What is an “RL agent”? Whatever we can model. [Yes, pretty sure that’s exactly what Sutton&Barto mention in their book.] John: we can’t ascribe “agency” to the weather. [Can’t we?]
Why games? Combination of motivation, control and flexibility. Easy to collect data, can be setup in a multitude of ways. Virtual environments can be made “safe” [assuming transfer to real world works].
Games where you can’t define a goal beforehand? Curiosity-driven exploration, automated curriculum learning, etc. Katja is hopeful on meta-learning.
Katja: it makes sense to assume you can define anything as a “reward”, but the rewards themselves are varied (e.g. humans can learn based off of “well done”).
[NOTE: a lot of the things they are discussing seem to be rehashed from Minsky’s Society of Mind.]
Learning to be a good opponent seems to be easier than learning to be a good teammate. [Makes sense, it’s easier to define the inverse optimization function.] Maybe make mistakes on purpose and then force other agent to compensate?
How about free play mode? Katja didn’t make experiments there yet. Some ideas on how to force agents to find their own goals: social environment. John: “Everything is a version of something before it” [Well yes, the world is compositional, only physics is true.]
Darwin: don’t conflate story about how you got to X vs. how X works. E.g. there is a story on how you evolved a brain, not how it works.
Jovo: There is no objective in evolution. [Not sure about that.

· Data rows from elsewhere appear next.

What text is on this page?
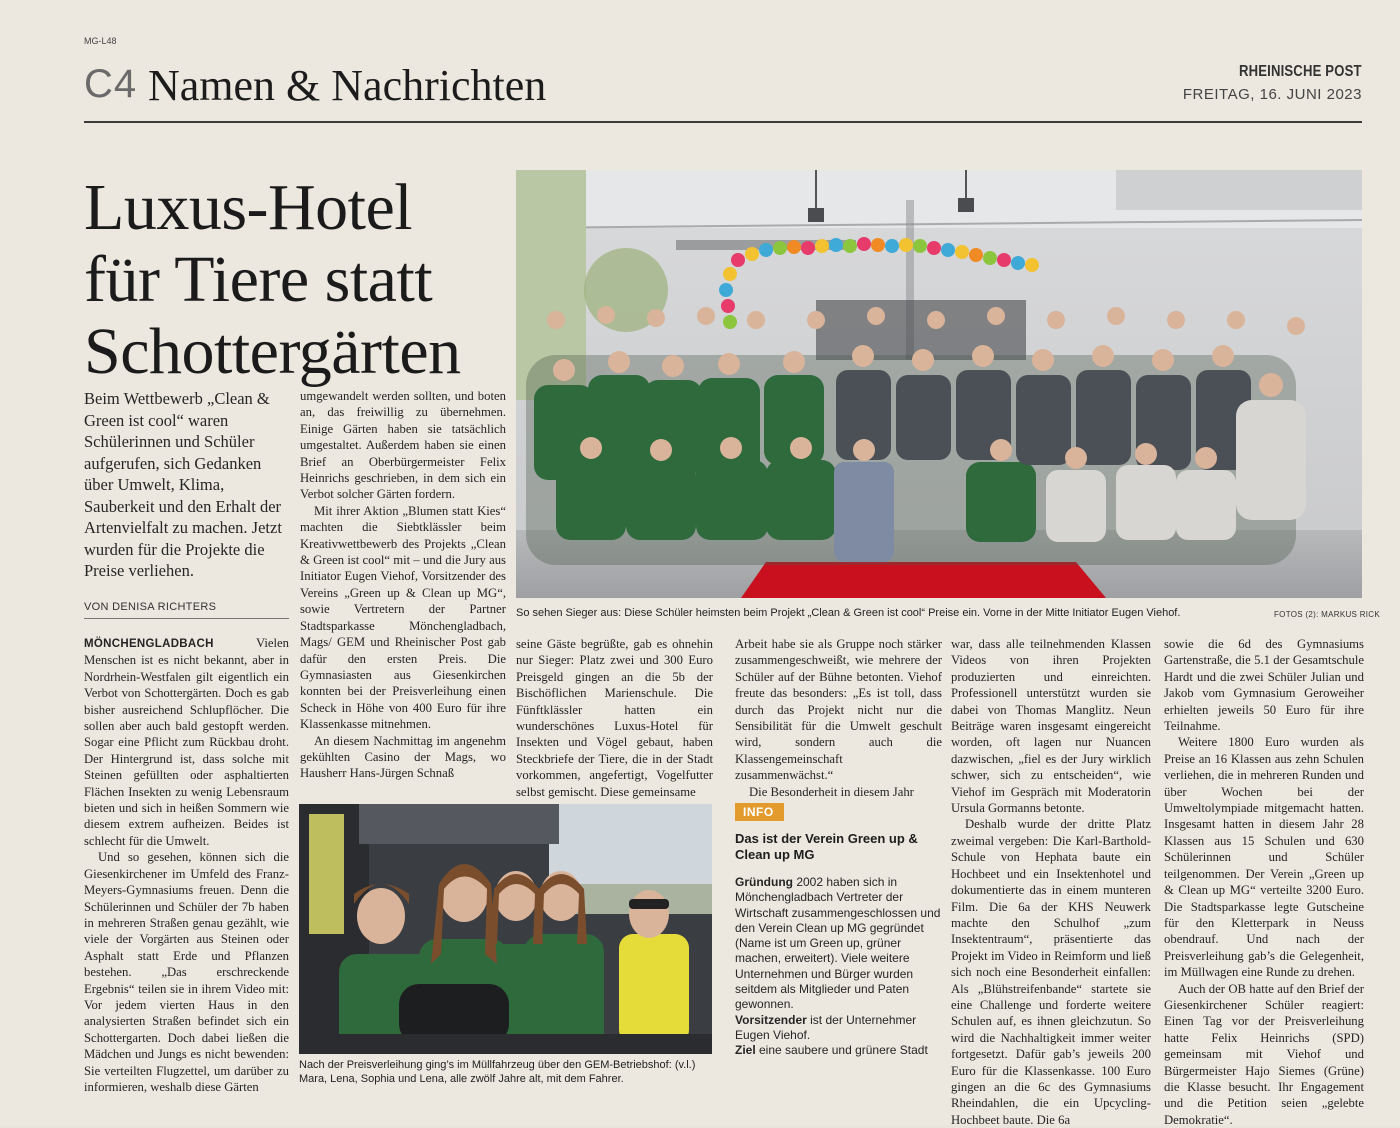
MG-L48
C4 Namen & Nachrichten	RHEINISCHE POST
FREITAG, 16. JUNI 2023
Luxus-Hotel
für Tiere statt
Schottergärten
Beim Wettbewerb „Clean & Green ist cool“ waren Schülerinnen und Schüler aufgerufen, sich Gedanken über Umwelt, Klima, Sauberkeit und den Erhalt der Artenvielfalt zu machen. Jetzt wurden für die Projekte die Preise verliehen.
VON DENISA RICHTERS	So sehen Sieger aus: Diese Schüler heimsten beim Projekt „Clean & Green ist cool“ Preise ein. Vorne in der Mitte Initiator Eugen Viehof.	FOTOS (2): MARKUS RICK
Nach der Preisverleihung ging’s im Müllfahrzeug über den GEM-Betriebshof: (v.l.) Mara, Lena, Sophia und Lena, alle zwölf Jahre alt, mit dem Fahrer.

MÖNCHENGLADBACH	Vielen Menschen ist es nicht bekannt, aber in Nordrhein-Westfalen gilt eigentlich ein Verbot von Schottergärten. Doch es gab bisher ausreichend Schlupflöcher. Die sollen aber auch bald gestopft werden. Sogar eine Pflicht zum Rückbau droht. Der Hintergrund ist, dass solche mit Steinen gefüllten oder asphaltierten Flächen Insekten zu wenig Lebensraum bieten und sich in heißen Sommern wie diesem extrem aufheizen. Beides ist schlecht für die Umwelt.

Und so gesehen, können sich die Giesenkirchener im Umfeld des Franz-Meyers-Gymnasiums freuen. Denn die Schülerinnen und Schüler der 7b haben in mehreren Straßen genau gezählt, wie viele der Vorgärten aus Steinen oder Asphalt statt Erde und Pflanzen bestehen. „Das erschreckende Ergebnis“ teilen sie in ihrem Video mit: Vor jedem vierten Haus in den analysierten Straßen befindet sich ein Schottergarten. Doch dabei ließen die Mädchen und Jungs es nicht bewenden: Sie verteilten Flugzettel, um darüber zu informieren, weshalb diese Gärten

umgewandelt werden sollten, und boten an, das freiwillig zu übernehmen. Einige Gärten haben sie tatsächlich umgestaltet. Außerdem haben sie einen Brief an Oberbürgermeister Felix Heinrichs geschrieben, in dem sich ein Verbot solcher Gärten fordern.

Mit ihrer Aktion „Blumen statt Kies“ machten die Siebtklässler beim Kreativwettbewerb des Projekts „Clean & Green ist cool“ mit – und die Jury aus Initiator Eugen Viehof, Vorsitzender des Vereins „Green up & Clean up MG“, sowie Vertretern der Partner Stadtsparkasse Mönchengladbach, Mags/ GEM und Rheinischer Post gab dafür den ersten Preis. Die Gymnasiasten aus Giesenkirchen konnten bei der Preisverleihung einen Scheck in Höhe von 400 Euro für ihre Klassenkasse mitnehmen.

An diesem Nachmittag im angenehm gekühlten Casino der Mags, wo Hausherr Hans-Jürgen Schnaß

seine Gäste begrüßte, gab es ohnehin nur Sieger: Platz zwei und 300 Euro Preisgeld gingen an die 5b der Bischöflichen Marienschule. Die Fünftklässler hatten ein wunderschönes Luxus-Hotel für Insekten und Vögel gebaut, haben Steckbriefe der Tiere, die in der Stadt vorkommen, angefertigt, Vogelfutter selbst gemischt. Diese gemeinsame

Arbeit habe sie als Gruppe noch stärker zusammengeschweißt, wie mehrere der Schüler auf der Bühne betonten. Viehof freute das besonders: „Es ist toll, dass durch das Projekt nicht nur die Sensibilität für die Umwelt geschult wird, sondern auch die Klassengemeinschaft zusammenwächst.“

Die Besonderheit in diesem Jahr

INFO
Das ist der Verein Green up & Clean up MG
Gründung 2002 haben sich in Mönchengladbach Vertreter der Wirtschaft zusammengeschlossen und den Verein Clean up MG gegründet (Name ist um Green up, grüner machen, erweitert). Viele weitere Unternehmen und Bürger wurden seitdem als Mitglieder und Paten gewonnen.
Vorsitzender ist der Unternehmer Eugen Viehof.
Ziel eine saubere und grünere Stadt

war, dass alle teilnehmenden Klassen Videos von ihren Projekten produzierten und einreichten. Professionell unterstützt wurden sie dabei von Thomas Manglitz. Neun Beiträge waren insgesamt eingereicht worden, oft lagen nur Nuancen dazwischen, „fiel es der Jury wirklich schwer, sich zu entscheiden“, wie Viehof im Gespräch mit Moderatorin Ursula Gormanns betonte.

Deshalb wurde der dritte Platz zweimal vergeben: Die Karl-Barthold-Schule von Hephata baute ein Hochbeet und ein Insektenhotel und dokumentierte das in einem munteren Film. Die 6a der KHS Neuwerk machte den Schulhof „zum Insektentraum“, präsentierte das Projekt im Video in Reimform und ließ sich noch eine Besonderheit einfallen: Als „Blühstreifenbande“ startete sie eine Challenge und forderte weitere Schulen auf, es ihnen gleichzutun. So wird die Nachhaltigkeit immer weiter fortgesetzt. Dafür gab’s jeweils 200 Euro für die Klassenkasse. 100 Euro gingen an die 6c des Gymnasiums Rheindahlen, die ein Upcycling-Hochbeet baute. Die 6a

sowie die 6d des Gymnasiums Gartenstraße, die 5.1 der Gesamtschule Hardt und die zwei Schüler Julian und Jakob vom Gymnasium Geroweiher erhielten jeweils 50 Euro für ihre Teilnahme.

Weitere 1800 Euro wurden als Preise an 16 Klassen aus zehn Schulen verliehen, die in mehreren Runden und über Wochen bei der Umweltolympiade mitgemacht hatten. Insgesamt hatten in diesem Jahr 28 Klassen aus 15 Schulen und 630 Schülerinnen und Schüler teilgenommen. Der Verein „Green up & Clean up MG“ verteilte 3200 Euro. Die Stadtsparkasse legte Gutscheine für den Kletterpark in Neuss obendrauf. Und nach der Preisverleihung gab’s die Gelegenheit, im Müllwagen eine Runde zu drehen.

Auch der OB hatte auf den Brief der Giesenkirchener Schüler reagiert: Einen Tag vor der Preisverleihung hatte Felix Heinrichs (SPD) gemeinsam mit Viehof und Bürgermeister Hajo Siemes (Grüne) die Klasse besucht. Ihr Engagement und die Petition seien „gelebte Demokratie“.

Isn’t human learning just optimizing for survival given some “natural” inductive biases?]
John: Our learning not completely different from animals, more like “average animal + something else”. Brad: boredom as creativity signal [Again something Minsky discusses].
Zenna asked something like “is creativity an emergent property of RL-model-based optimization” (?) [I think so, but eehhhh.]
John: Games are a bit more like an engineering problem, vs. philosophical questions. “Why is there a river here?” vs. “How do I build a bridge over this river?” [I think John is actually hinting at intrinsic motivation and meta-learning. We are actually trying to model these questions with RL.] There’s no reason to be optimistic about it without any concrete proof, and it seems that we don’t have proof right now.
David: The agents are quite passive.
Have you modeled something like joy in the agents? Nope; what does joy mean for a human player?